Why Your Health Insurance Benefits May Be Shrinking

The trend is accelerating. The percentage of employers revising their plans as a result of the [Cadillac] tax has increased to 17 percent this year from 11 percent in 2011, according to a survey of United States companies released this month by the International Foundation of Employee Benefit Plans.

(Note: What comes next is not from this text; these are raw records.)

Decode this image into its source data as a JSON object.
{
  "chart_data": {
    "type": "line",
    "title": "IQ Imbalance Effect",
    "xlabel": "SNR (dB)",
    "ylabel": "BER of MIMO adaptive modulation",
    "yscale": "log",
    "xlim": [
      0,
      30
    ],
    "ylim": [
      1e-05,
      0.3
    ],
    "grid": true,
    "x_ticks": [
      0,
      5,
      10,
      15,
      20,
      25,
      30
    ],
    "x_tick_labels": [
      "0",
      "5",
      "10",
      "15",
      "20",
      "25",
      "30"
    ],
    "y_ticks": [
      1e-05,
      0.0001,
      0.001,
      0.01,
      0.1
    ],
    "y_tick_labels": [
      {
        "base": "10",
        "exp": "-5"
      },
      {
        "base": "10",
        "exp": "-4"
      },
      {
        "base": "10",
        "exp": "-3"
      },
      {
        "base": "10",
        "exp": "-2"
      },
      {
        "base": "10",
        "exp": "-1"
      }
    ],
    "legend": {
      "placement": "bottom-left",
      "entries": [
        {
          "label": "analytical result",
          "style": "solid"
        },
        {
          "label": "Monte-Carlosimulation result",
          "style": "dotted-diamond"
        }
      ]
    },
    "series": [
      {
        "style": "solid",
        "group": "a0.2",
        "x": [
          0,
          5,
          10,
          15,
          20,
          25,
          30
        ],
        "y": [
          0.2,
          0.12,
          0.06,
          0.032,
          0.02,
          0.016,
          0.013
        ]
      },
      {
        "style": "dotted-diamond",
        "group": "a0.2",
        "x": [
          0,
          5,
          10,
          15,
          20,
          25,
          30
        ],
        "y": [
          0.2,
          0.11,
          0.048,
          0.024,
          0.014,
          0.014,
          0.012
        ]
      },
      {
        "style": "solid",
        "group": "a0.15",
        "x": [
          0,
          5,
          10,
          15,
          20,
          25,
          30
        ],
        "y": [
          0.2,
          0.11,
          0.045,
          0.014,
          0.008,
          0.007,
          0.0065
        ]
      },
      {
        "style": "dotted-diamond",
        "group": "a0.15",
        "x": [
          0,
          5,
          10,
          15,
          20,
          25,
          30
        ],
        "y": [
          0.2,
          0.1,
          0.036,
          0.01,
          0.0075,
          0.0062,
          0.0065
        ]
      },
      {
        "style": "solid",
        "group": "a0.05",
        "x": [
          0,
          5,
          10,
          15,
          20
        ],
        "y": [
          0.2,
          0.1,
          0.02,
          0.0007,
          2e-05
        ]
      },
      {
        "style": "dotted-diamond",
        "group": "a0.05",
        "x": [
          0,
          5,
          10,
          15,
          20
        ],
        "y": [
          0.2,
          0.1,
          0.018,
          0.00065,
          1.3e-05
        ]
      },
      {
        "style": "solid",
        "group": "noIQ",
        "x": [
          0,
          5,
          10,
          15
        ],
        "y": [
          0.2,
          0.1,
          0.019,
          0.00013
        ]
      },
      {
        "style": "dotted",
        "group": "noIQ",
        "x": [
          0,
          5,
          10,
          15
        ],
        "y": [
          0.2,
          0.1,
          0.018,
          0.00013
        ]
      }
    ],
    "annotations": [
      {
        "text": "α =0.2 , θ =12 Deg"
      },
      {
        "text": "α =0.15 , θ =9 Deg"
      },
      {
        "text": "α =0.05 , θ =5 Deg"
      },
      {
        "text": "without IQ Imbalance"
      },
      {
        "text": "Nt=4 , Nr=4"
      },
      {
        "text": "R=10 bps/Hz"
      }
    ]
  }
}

Although the tax does not start until 2018, employers say they have to start now to meet the deadline and they are doing whatever they can to bring down the cost of their plans. Under the law, an employer or health insurer offering a plan that costs more than $10,200 for an individual and $27,500 for a family would typically pay a 40 percent excise tax on the amount exceeding the threshold. (NYT)

Comments (11)

Trackback URL | Comments RSS Feed

  1. Tim says:

    I do not look forward to wait and see what happens in the next few years because I know benefits will continue to “reduce” as employers find ways to reduce their expenses.

  2. Sam says:

    At the end of the day, those who work hard and have a job and depend on employer benefits will be the ones shafted by all of this. Sad.

  3. August says:

    “The reality is it is going to hit more and more people over time, at least as currently written in law, ” he said. Mr. Herring estimated that as many as 75 percent of plans could be affected by the tax over the next decade — unless employers manage to significantly rein in their costs.”

    Inflation bites

  4. bart says:

    I wonder if the $10,200 figure applies to small business plans as well as large company plans. It would be a greater hardship on a small company with age-banded insurance rates, if the company employs older workers.

  5. Baker says:

    Looks like deductibles in general will increase. But that means employees will be more cost conscious when shopping for healthcare.

  6. Cory says:

    @Baker

    Yes that could happen, but it also will burden those employees with more cost. Tradeoffs happen.

  7. Studebaker says:

    Employers will try to cut back anyway they can considering the costly mandates on health insurance.

  8. Dewaine says:

    eventually we’ll “need” more government to fix this.

  9. Kerrigan says:

    It’s ironic, now that every one will be getting access to this, we are getting less out of our insurance. One would assume that health insurance companies are all over this.

  10. Zeratul says:

    If you don’t pay with your money, you pay with your time, but in this case, you pay with crappy health insurance.

  11. Arnold says:

    So, according to Obamacare and this administration, less coverage = better coverage?